Dans sa lettre, le Fonctionnaire Sanctionnateur invite le contrevenant à présenter sa défense dans les quinze jours, verbalement lors d’une entrevue ou par écrit, éventuellement accompagné ou représenté par un conseil.

Dès que la défense est présentée ou après le délai de quinze jours, le Fonctionnaire Sanctionnateur fait part à l’intéressé, en toute indépendance, de sa décision de lui infliger ou non une amende administrative, en fixe le montant et l’invite à la payer à la commune dans un délai d’un mois, sauf s’il introduit un recours auprès du Tribunal de Police dans ce délai.

Redevance, taxe et amende administrative communales.

Dans le cadre de votre dossier, vous pouvez être amené à devoir payer trois choses bien distinctes : une redevance communale, une taxe communale (dédommagement – volet civil) et une amende administrative (sanction – volet pénal).

1°   La redevance communale.

Celle-ci couvre une rétribution que la Ville perçoit d’une personne ou d’une institution, selon un tarif déterminé par elle, en contrepartie d’un service rendu,

  • lorsque celui-ci a été demandé (enlèvement d’un nid de guêpe dangereux par le Service d’Incendie, …),
  • que celui-ci n’ait pas été demandé (intervention du personnel communal pour remédier à une situation dangereuse, …).

Son règlement fait l’objet d’une délibération du Conseil Communal tandis que son application fait l'objet d'une délibération du Collège Communal qui a en charge la gestion de la Ville.

La redevance est payable dans les huit jours, délai après lequel elle sera exécutable par le Directeur Financier de la Ville (anciennement Receveur communal), c'est-à-dire qu'il sera fait appel à un Huissier de Justice pour procéder à son recouvrement.

Dans le cas de l’enlèvement d’un dépôt sauvage d’immondices, la redevance peut couvrir les frais du véhicule, du personnel, de l’acte d’enlèvement et des frais occasionnés par le transport et le traitement des déchets.

2° La taxe communale.

Celle-ci couvre une rétribution que la Ville perçoit d’une personne ou d’une institution, selon un tarif déterminé par elle, en contrepartie d’un service rendu, lorsque celui-ci n’a pas été demandé (enlèvement d’un dépôt sauvage d’immondices, …).

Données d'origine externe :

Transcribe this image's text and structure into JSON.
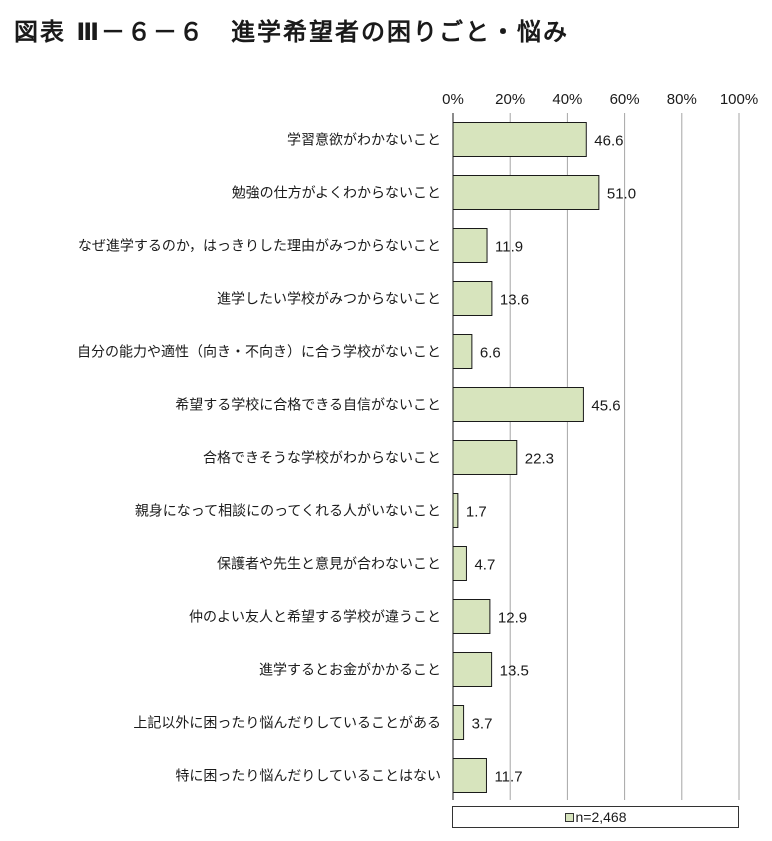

Son règlement fait l’objet d’une délibération du Conseil Communal tandis que son application fait l'objet d'une délibération du Collège Communal qui a en charge la gestion de la Ville.

Dans le cas de l’enlèvement d’un dépôt sauvage d’immondices, la redevance peut couvrir les frais du véhicule, du personnel, de l’acte d’enlèvement et des frais occasionnés par le transport et le traitement des déchets.

La taxe est payable au comptant et dans les deux mois si enrôlement, délai après lequel elle sera exécutable par le Directeur Financier de la Ville (anciennement Receveur communal), c'est-à-dire qu'il sera fait appel à un Huissier de Justice pour procéder à son recouvrement.

3°   L’amende administrative.

Elle sanctionne un manquement à l’Ordonnance générale de Police communale, dans les limites fixées par le Conseil Communal.

Elle peut être infligée par le Procureur du Roi (Parquet) ou par un Fonctionnaire Sanctionnateur (communal, provincial ou régional).

Sauf si introduction d’un recours, un mois après son infliction cette amende sera exécutable par le Directeur Financier de la Ville (anciennement Receveur communal), c'est-à-dire qu'il sera fait appel à un Huissier de Justice pour procéder à son recouvrement.

Leurs objets étant différents, il est bien entendu que le paiement de l’une n’exonère pas du paiement de l’autre.